A Dual‐Ion Battery with a Ferric Ferricyanide Anode Enabling Reversible Na+ Intercalation

Dual‐ion batteries have been developed as a promising technology in recent years, but their high self‐discharge rate leading to low coulombic efficiency (CE) limits their practical applications. This work provides a deft strategy to circumvent this issue by using FeFe(CN)6 as the anode material for hosting Na+ cations, in combination with a graphite cathode for accommodating the bis(trifluoromethanesulfonyl)imide anions (TFSI−). The relatively high bonding force between FeFe(CN)6 and Na+ can hinder self‐extraction of ions from the electrodes, thereby decreasing the self‐discharge rate. The FeFe(CN)6 nanospheres, synthesized by a facile solution reaction method, are well crystallized and dispersed. Na+ insertion into the FeFe(CN)6 cube is determined by cyclic voltammetry (CV), galvanostatic charge–discharge, and X‐ray diffraction tests, suggesting a reversible process. Under a current of 0.05 mA cm−2 the batteries present an acceptable discharge plateau within 1.5–0.7 V and a well‐defined capacity of 75.0 mAh g−1, with a high CE above 98.5% (±0.1%); under 0.2 mA cm−2, cells display a high cyclability of 83.0% capacity retention for 100 cycles, with an excellent CE exceeding 99.6% (±0.1%). Moreover, the batteries exhibit a low self‐discharge rate with a resting capacity decay of 0.32% h−1, outperforming many of the reported dual‐ion cells.

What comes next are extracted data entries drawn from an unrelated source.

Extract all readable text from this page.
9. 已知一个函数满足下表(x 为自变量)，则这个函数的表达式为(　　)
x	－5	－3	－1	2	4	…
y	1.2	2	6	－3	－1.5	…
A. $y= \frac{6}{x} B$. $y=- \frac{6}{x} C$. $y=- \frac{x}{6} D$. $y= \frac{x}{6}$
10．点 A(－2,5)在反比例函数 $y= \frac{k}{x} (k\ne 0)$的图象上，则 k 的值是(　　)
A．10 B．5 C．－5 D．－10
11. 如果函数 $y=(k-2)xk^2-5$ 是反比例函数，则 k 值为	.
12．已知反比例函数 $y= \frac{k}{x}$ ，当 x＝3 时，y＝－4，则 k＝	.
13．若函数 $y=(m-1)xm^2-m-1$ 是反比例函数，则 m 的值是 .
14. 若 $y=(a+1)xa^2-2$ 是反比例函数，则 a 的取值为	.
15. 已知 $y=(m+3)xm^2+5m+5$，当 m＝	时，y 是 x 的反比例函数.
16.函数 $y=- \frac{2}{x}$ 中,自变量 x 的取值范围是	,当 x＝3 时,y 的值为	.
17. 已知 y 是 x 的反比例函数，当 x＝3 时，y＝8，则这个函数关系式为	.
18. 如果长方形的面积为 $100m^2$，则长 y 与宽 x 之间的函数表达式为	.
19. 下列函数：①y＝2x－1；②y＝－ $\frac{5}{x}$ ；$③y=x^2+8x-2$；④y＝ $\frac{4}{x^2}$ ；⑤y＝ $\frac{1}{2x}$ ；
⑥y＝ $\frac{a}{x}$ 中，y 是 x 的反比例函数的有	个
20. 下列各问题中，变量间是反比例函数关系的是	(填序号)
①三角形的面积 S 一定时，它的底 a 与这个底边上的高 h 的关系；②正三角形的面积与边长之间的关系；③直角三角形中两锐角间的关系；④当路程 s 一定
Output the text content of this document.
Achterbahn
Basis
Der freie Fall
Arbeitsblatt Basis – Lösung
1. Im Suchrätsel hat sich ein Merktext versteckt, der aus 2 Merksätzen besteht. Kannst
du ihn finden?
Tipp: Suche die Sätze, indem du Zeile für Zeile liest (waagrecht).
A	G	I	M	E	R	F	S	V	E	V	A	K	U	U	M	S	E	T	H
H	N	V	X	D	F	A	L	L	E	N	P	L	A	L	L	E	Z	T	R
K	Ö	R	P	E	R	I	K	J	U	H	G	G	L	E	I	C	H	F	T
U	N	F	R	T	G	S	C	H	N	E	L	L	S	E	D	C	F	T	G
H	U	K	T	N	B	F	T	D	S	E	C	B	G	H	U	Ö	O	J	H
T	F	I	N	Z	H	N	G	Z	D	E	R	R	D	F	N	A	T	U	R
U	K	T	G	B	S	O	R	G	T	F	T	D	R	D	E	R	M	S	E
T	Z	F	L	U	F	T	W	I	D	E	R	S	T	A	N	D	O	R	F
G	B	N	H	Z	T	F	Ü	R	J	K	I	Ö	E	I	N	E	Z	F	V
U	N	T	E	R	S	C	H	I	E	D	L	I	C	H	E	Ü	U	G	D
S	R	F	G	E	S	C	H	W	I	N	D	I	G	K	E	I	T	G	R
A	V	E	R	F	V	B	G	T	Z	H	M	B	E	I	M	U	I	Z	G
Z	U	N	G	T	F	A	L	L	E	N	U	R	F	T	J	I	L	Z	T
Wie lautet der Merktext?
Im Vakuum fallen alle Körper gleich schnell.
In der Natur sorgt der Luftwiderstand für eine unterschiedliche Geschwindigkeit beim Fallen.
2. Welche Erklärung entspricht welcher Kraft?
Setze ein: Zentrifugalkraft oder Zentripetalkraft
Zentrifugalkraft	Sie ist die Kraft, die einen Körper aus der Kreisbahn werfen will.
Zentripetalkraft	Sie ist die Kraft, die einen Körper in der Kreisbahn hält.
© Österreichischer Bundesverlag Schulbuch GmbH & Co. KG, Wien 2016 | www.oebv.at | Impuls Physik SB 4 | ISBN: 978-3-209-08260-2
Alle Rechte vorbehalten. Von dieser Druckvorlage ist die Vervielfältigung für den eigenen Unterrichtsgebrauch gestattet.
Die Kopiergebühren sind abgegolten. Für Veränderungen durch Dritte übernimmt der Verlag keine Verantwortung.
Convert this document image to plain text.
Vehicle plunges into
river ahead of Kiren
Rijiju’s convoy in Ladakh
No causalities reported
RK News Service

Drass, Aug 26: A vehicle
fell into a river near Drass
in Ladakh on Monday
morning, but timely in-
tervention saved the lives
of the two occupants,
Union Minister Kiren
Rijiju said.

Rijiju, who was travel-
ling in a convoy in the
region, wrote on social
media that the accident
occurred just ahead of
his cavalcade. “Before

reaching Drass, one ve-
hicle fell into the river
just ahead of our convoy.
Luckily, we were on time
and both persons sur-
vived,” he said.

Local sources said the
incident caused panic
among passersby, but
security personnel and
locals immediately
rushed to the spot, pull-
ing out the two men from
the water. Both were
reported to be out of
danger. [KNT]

A FeFe(CN)6 anode for reversible Na+ intercalation in dual‐ion cells is developed. Due to the relatively high bonding force between Na+ and FeFe(CN)6 lattice, the self‐discharge process, caused by the self‐deintercalation of ions from the electrodes, can be suppressed, and therefore the cells achieve a high coulombic efficiency >98.5%, outperforming most of the dual‐ion cells.